Students, teachers, parents, administrators and school board
members experience each campus, and each classroom, individually, not in
some educational doctoral degree overview thesis.

Parents – perhaps contrary to what they would have said in
their youth – tend to view the time of their own school experience, with
its ups and downs, in a nostalgic glow. They lament the current system
as if every single change from their own time were bad, everything they
underwent good.

Nonsense.

Some teachers are still great, some uncaring. Some schools
still deserve their reputation of excellence – some simply serve
uniformly upper-middle class families with the wealth and the
educational background themselves to demand or pay for the best.
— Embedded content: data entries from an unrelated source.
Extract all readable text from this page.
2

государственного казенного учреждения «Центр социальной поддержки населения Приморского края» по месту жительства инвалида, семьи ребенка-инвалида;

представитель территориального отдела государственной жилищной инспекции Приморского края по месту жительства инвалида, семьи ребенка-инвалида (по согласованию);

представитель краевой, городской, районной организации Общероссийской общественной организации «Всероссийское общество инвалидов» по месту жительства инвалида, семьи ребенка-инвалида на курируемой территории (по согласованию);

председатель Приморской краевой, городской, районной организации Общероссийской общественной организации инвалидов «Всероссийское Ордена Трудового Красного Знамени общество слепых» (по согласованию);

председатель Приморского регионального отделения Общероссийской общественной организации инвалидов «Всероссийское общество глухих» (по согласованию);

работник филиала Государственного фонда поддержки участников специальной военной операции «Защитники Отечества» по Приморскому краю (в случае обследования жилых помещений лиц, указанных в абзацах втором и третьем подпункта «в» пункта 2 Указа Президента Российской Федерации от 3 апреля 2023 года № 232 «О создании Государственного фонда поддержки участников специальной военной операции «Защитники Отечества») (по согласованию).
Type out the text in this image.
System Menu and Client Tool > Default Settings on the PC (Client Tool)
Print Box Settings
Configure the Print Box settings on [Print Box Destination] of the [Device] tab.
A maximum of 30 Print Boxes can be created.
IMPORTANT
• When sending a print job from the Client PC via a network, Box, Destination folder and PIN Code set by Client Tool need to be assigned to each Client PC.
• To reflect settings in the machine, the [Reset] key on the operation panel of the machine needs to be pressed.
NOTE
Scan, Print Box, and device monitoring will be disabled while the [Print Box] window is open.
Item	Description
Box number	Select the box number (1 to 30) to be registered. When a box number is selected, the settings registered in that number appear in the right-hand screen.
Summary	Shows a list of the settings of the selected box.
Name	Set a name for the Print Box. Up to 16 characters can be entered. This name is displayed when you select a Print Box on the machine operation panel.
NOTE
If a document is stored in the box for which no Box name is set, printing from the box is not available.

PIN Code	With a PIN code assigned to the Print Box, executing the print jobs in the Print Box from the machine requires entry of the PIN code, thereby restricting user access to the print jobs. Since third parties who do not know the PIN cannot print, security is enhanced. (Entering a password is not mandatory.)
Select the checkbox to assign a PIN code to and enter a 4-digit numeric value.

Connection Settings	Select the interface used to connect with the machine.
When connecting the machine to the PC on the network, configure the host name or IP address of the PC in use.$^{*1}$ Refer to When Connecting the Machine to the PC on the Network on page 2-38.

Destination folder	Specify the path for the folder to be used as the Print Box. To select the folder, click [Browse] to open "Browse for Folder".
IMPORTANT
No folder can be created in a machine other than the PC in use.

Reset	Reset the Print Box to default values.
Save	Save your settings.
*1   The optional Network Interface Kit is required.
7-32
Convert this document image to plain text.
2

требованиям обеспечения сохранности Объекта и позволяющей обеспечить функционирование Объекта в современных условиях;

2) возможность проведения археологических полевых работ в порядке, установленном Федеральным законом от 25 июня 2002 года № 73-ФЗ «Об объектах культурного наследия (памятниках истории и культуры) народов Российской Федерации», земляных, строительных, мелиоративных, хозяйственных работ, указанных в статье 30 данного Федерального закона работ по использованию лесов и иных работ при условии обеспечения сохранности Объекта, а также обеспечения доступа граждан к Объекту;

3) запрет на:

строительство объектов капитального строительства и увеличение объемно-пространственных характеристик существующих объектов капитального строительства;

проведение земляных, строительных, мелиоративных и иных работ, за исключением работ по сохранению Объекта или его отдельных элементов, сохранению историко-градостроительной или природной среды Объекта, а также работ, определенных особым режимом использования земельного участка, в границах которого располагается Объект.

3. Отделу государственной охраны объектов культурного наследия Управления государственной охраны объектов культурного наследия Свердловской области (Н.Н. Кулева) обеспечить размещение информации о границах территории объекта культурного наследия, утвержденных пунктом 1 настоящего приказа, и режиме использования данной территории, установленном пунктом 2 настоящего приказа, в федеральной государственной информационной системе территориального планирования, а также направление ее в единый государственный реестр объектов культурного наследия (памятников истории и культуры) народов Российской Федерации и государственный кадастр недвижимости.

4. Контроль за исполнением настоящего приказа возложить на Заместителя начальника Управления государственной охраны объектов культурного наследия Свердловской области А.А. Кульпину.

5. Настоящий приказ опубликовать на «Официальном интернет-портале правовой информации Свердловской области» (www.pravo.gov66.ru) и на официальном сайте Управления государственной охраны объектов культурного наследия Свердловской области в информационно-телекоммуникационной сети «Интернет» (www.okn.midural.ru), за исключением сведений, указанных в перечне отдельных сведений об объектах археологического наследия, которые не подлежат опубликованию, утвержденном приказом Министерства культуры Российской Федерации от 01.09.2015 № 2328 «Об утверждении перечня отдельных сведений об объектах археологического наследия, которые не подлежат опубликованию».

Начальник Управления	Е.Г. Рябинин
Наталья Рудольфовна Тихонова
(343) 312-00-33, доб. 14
But the public schools here do get studied as a monolith
nonetheless. And when Stanford University professors looked at the
California schools five years ago and said that they were in need both
of major structural reforms and deeper funding, it was hard to argue
with them.

Now, a University of California followup to that study says
that half a decade later, school spending is down, not up, due to the
recession and the lackluster economic recovery, and that educators and
politicians have been much better at talking about reforms than
implementing any of them.

One of the reforms we’ve long advocated is freeing California teachers from being forced to spend quite literally all their time teaching toward the standardized test.